As the Senate turns to an energy/cap and trade/tax bill to reduce GHG emissions, the pundits are turning to the question of whether cap and trade (a) will be enacted and/or (b) reduce GHGs. The Huffington Post’s Robert Stavins links the demise of cap and trade to the failing economy, to an endemic lack of faith in markets, and to the fact that cap and trade was the leading proposal to limit and reduce greenhouse gas emissions. In other words, cap and trade has been attacked by Republicans and coal-state Democrats because it was supported by the everyone else.

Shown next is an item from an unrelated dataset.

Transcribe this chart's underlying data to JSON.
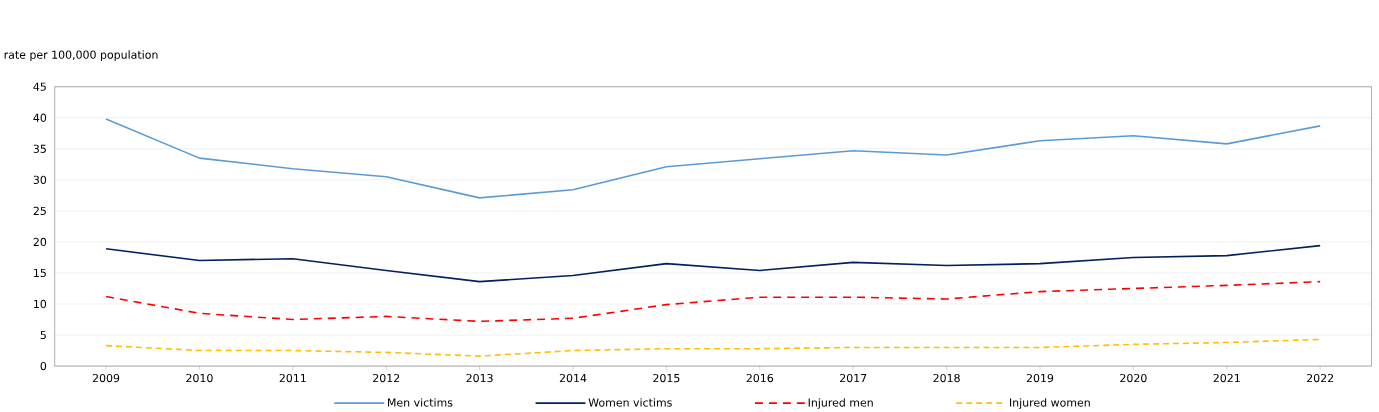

The problem with this is that not “everyone else” supports cap and trade. For example, Annie Leonard launches a hyperbolic attack on cap and trade (e.g. cap and "giveaway" was designed by Enron alumni and Goldman Sachs, and is akin to the pyramid scheme of Bernie Madoff), and misinformation about how markets actually work . According to Leonard, cap and trade is bad, can never work and will be abused by big business to make money and continue to pollute.

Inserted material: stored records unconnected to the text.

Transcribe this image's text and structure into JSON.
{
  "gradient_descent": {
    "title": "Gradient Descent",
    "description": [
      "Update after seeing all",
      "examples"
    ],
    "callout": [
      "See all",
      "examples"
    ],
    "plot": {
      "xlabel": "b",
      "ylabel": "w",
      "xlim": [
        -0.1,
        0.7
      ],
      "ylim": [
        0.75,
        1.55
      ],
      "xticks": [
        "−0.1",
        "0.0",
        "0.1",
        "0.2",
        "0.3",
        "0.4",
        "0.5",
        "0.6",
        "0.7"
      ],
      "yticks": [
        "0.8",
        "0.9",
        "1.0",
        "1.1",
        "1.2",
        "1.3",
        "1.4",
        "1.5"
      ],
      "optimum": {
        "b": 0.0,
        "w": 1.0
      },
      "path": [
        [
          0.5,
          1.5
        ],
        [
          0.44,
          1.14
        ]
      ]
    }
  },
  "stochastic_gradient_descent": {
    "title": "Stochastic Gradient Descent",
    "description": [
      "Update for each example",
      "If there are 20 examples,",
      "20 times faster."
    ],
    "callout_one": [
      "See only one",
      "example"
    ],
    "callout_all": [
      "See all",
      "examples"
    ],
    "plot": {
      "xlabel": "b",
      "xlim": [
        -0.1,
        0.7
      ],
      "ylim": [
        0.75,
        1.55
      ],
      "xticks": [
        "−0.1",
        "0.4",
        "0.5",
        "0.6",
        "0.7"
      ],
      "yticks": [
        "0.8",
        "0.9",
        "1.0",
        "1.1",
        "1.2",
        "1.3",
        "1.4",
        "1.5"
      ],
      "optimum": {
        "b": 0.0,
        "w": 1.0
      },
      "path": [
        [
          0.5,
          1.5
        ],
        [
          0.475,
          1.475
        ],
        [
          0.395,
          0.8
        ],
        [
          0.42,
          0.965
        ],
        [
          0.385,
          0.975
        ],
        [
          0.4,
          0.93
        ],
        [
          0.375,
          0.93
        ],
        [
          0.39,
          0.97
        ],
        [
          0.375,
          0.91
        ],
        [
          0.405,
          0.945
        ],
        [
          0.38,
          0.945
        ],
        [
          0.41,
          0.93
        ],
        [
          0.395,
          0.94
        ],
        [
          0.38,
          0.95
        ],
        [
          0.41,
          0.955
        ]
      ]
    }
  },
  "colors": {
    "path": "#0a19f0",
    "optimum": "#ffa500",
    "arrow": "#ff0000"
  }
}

Leonard is not entirely wrong. Improper cap and trade programs accomplish nothing. However, Leonard substitutes invective for analysis. Her solution is to slap carbon fees on “polluters” – neglecting to mention that these “fees” will be paid by consumers – and then sending the money overseas to pay our "ecological debt." Her approach calls for severe regulation, which even she admits will be "painful," to reduce emissions.

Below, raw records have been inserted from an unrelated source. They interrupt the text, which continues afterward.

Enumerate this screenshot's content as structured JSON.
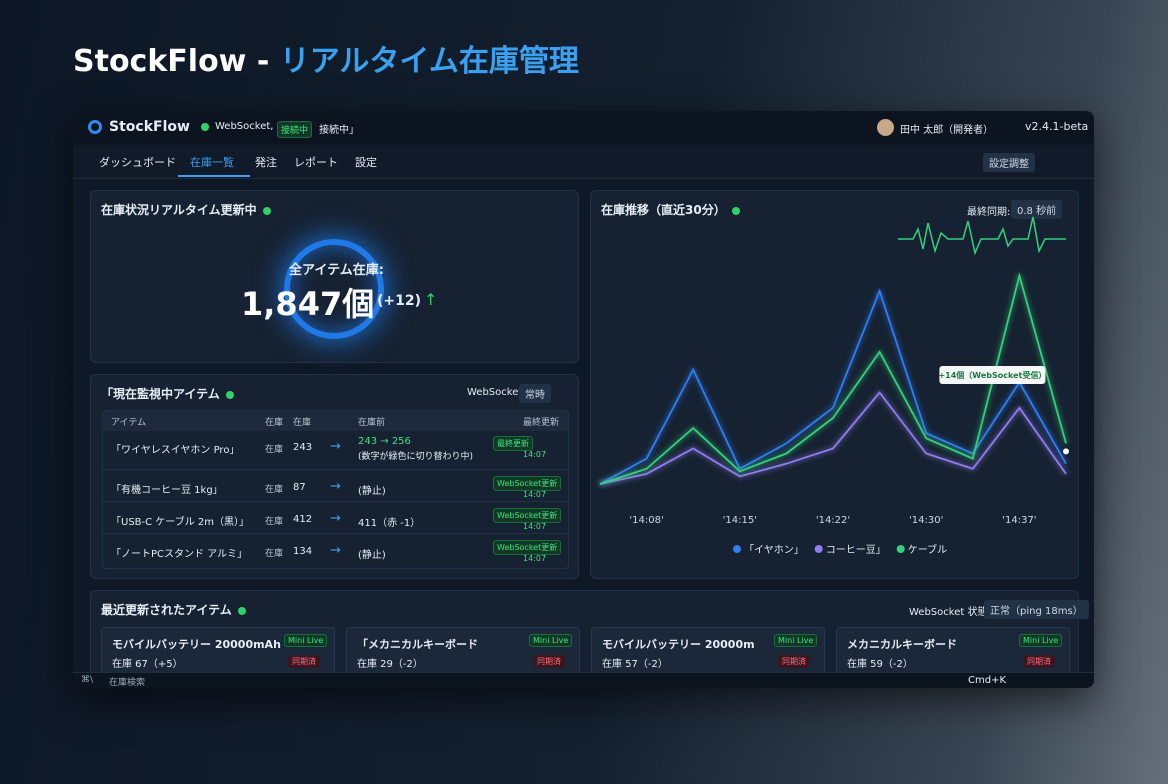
{
  "page_title": {
    "brand": "StockFlow - ",
    "subtitle": "リアルタイム在庫管理"
  },
  "header": {
    "logo": "StockFlow",
    "ws_label": "WebSocket,",
    "ws_badge": "接続中",
    "ws_status": "接続中」",
    "user": "田中 太郎（開発者）",
    "version": "v2.4.1-beta"
  },
  "nav": {
    "items": [
      "ダッシュボード",
      "在庫一覧",
      "発注",
      "レポート",
      "設定"
    ],
    "active": 1,
    "action": "設定調整"
  },
  "overview": {
    "title": "在庫状況リアルタイム更新中",
    "label": "全アイテム在庫:",
    "total": "1,847個",
    "delta": "(+12)"
  },
  "monitor": {
    "title": "「現在監視中アイテム",
    "filter_label": "WebSocket",
    "filter_value": "常時",
    "columns": [
      "アイテム",
      "在庫",
      "在庫",
      "在庫前",
      "最終更新"
    ],
    "rows": [
      {
        "name": "「ワイヤレスイヤホン Pro」",
        "unit": "在庫",
        "stock": 243,
        "change": "243 → 256",
        "note": "(数字が緑色に切り替わり中)",
        "badge": "最終更新",
        "time": "14:07"
      },
      {
        "name": "「有機コーヒー豆 1kg」",
        "unit": "在庫",
        "stock": 87,
        "change": "(静止)",
        "badge": "WebSocket更新",
        "time": "14:07"
      },
      {
        "name": "「USB-C ケーブル 2m（黒）」",
        "unit": "在庫",
        "stock": 412,
        "change": "411（赤 -1）",
        "badge": "WebSocket更新",
        "time": "14:07"
      },
      {
        "name": "「ノートPCスタンド アルミ」",
        "unit": "在庫",
        "stock": 134,
        "change": "(静止)",
        "badge": "WebSocket更新",
        "time": "14:07"
      }
    ]
  },
  "trend_chart": {
    "type": "line",
    "title": "在庫推移（直近30分）",
    "sync_label": "最終同期:",
    "sync_value": "0.8 秒前",
    "categories": [
      null,
      "'14:08'",
      null,
      "'14:15'",
      null,
      "'14:22'",
      null,
      "'14:30'",
      null,
      "'14:37'",
      null
    ],
    "ylim": [
      0,
      100
    ],
    "series": [
      {
        "name": "「イヤホン」",
        "color": "#2f7df6",
        "values": [
          0,
          10,
          45,
          6,
          16,
          30,
          76,
          20,
          12,
          40,
          8
        ]
      },
      {
        "name": "コーヒー豆」",
        "color": "#8f7cf0",
        "values": [
          0,
          4,
          14,
          3,
          8,
          14,
          36,
          12,
          6,
          30,
          4
        ]
      },
      {
        "name": "ケーブル",
        "color": "#34d07f",
        "values": [
          0,
          6,
          22,
          5,
          12,
          26,
          52,
          18,
          10,
          82,
          16
        ]
      }
    ],
    "annotation": "+14個（WebSocket受信）"
  },
  "recent": {
    "title": "最近更新されたアイテム",
    "status_label": "WebSocket 状態:",
    "status_value": "正常（ping 18ms）",
    "cards": [
      {
        "name": "モバイルバッテリー 20000mAh",
        "live": "Mini Live",
        "stock": "在庫 67（+5）",
        "badge": "同期済"
      },
      {
        "name": "「メカニカルキーボード",
        "live": "Mini Live",
        "stock": "在庫 29（-2）",
        "badge": "同期済"
      },
      {
        "name": "モバイルバッテリー 20000m",
        "live": "Mini Live",
        "stock": "在庫 57（-2）",
        "badge": "同期済"
      },
      {
        "name": "メカニカルキーボード",
        "live": "Mini Live",
        "stock": "在庫 59（-2）",
        "badge": "同期済"
      }
    ]
  },
  "footer": {
    "search": "在庫検索",
    "shortcut": "Cmd+K"
  }
}
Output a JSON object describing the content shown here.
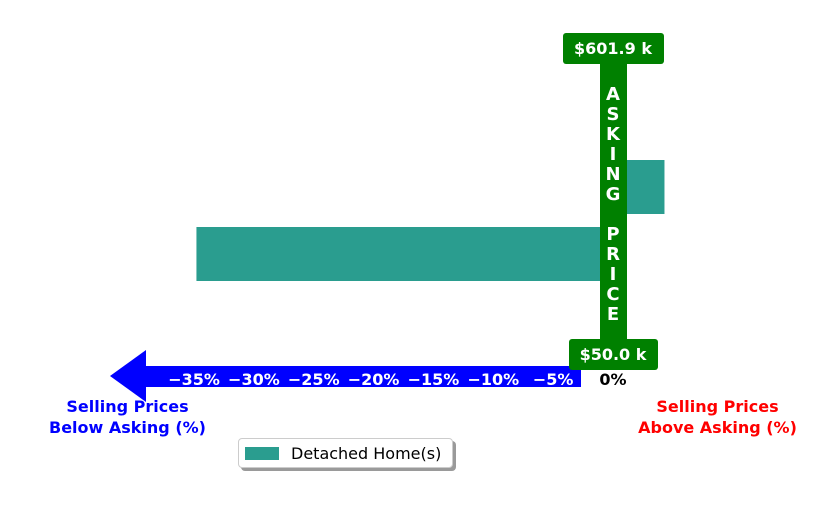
{
  "chart_data": {
    "type": "bar",
    "orientation": "horizontal",
    "series": [
      {
        "name": "Detached Home(s)",
        "values": [
          4.3,
          -34.8
        ],
        "color": "#2a9d8f"
      }
    ],
    "xlim": [
      -42,
      5
    ],
    "x_ticks": [
      -35,
      -30,
      -25,
      -20,
      -15,
      -10,
      -5
    ],
    "x_tick_labels": [
      "−35%",
      "−30%",
      "−25%",
      "−20%",
      "−15%",
      "−10%",
      "−5%"
    ],
    "zero_label": "0%",
    "asking_price_label": "ASKING PRICE",
    "top_price_label": "$601.9 k",
    "bottom_price_label": "$50.0 k",
    "left_caption": "Selling Prices\nBelow Asking (%)",
    "right_caption": "Selling Prices\nAbove Asking (%)",
    "legend_placement": "lower center",
    "grid": false,
    "colors": {
      "bar": "#2a9d8f",
      "axis_arrow": "#0000ff",
      "asking_bar": "#008000",
      "left_caption": "#0000ff",
      "right_caption": "#ff0000",
      "tick_text": "#ffffff"
    }
  }
}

A recent MIT report, offhandedly and wrongly cited by Leonard, demonstrates the fallacy of her approach by concluding proper cap and trade systems can reduce GHGs without significant economic impact. MIT assumes free allocations of allowances might be necessary at the outset, but that allowances will be auctioned as the system matures. Further, allowances must be created based upon realistic expectations for manufacturing and energy production. Overestimating the need will result in no incentive to reduce emissions, or worse, the misuse of unused allowances, as in Hungary. Underestimating need, on the other hand, will result in skyrocketing prices and in fact tank the economy as critics warn.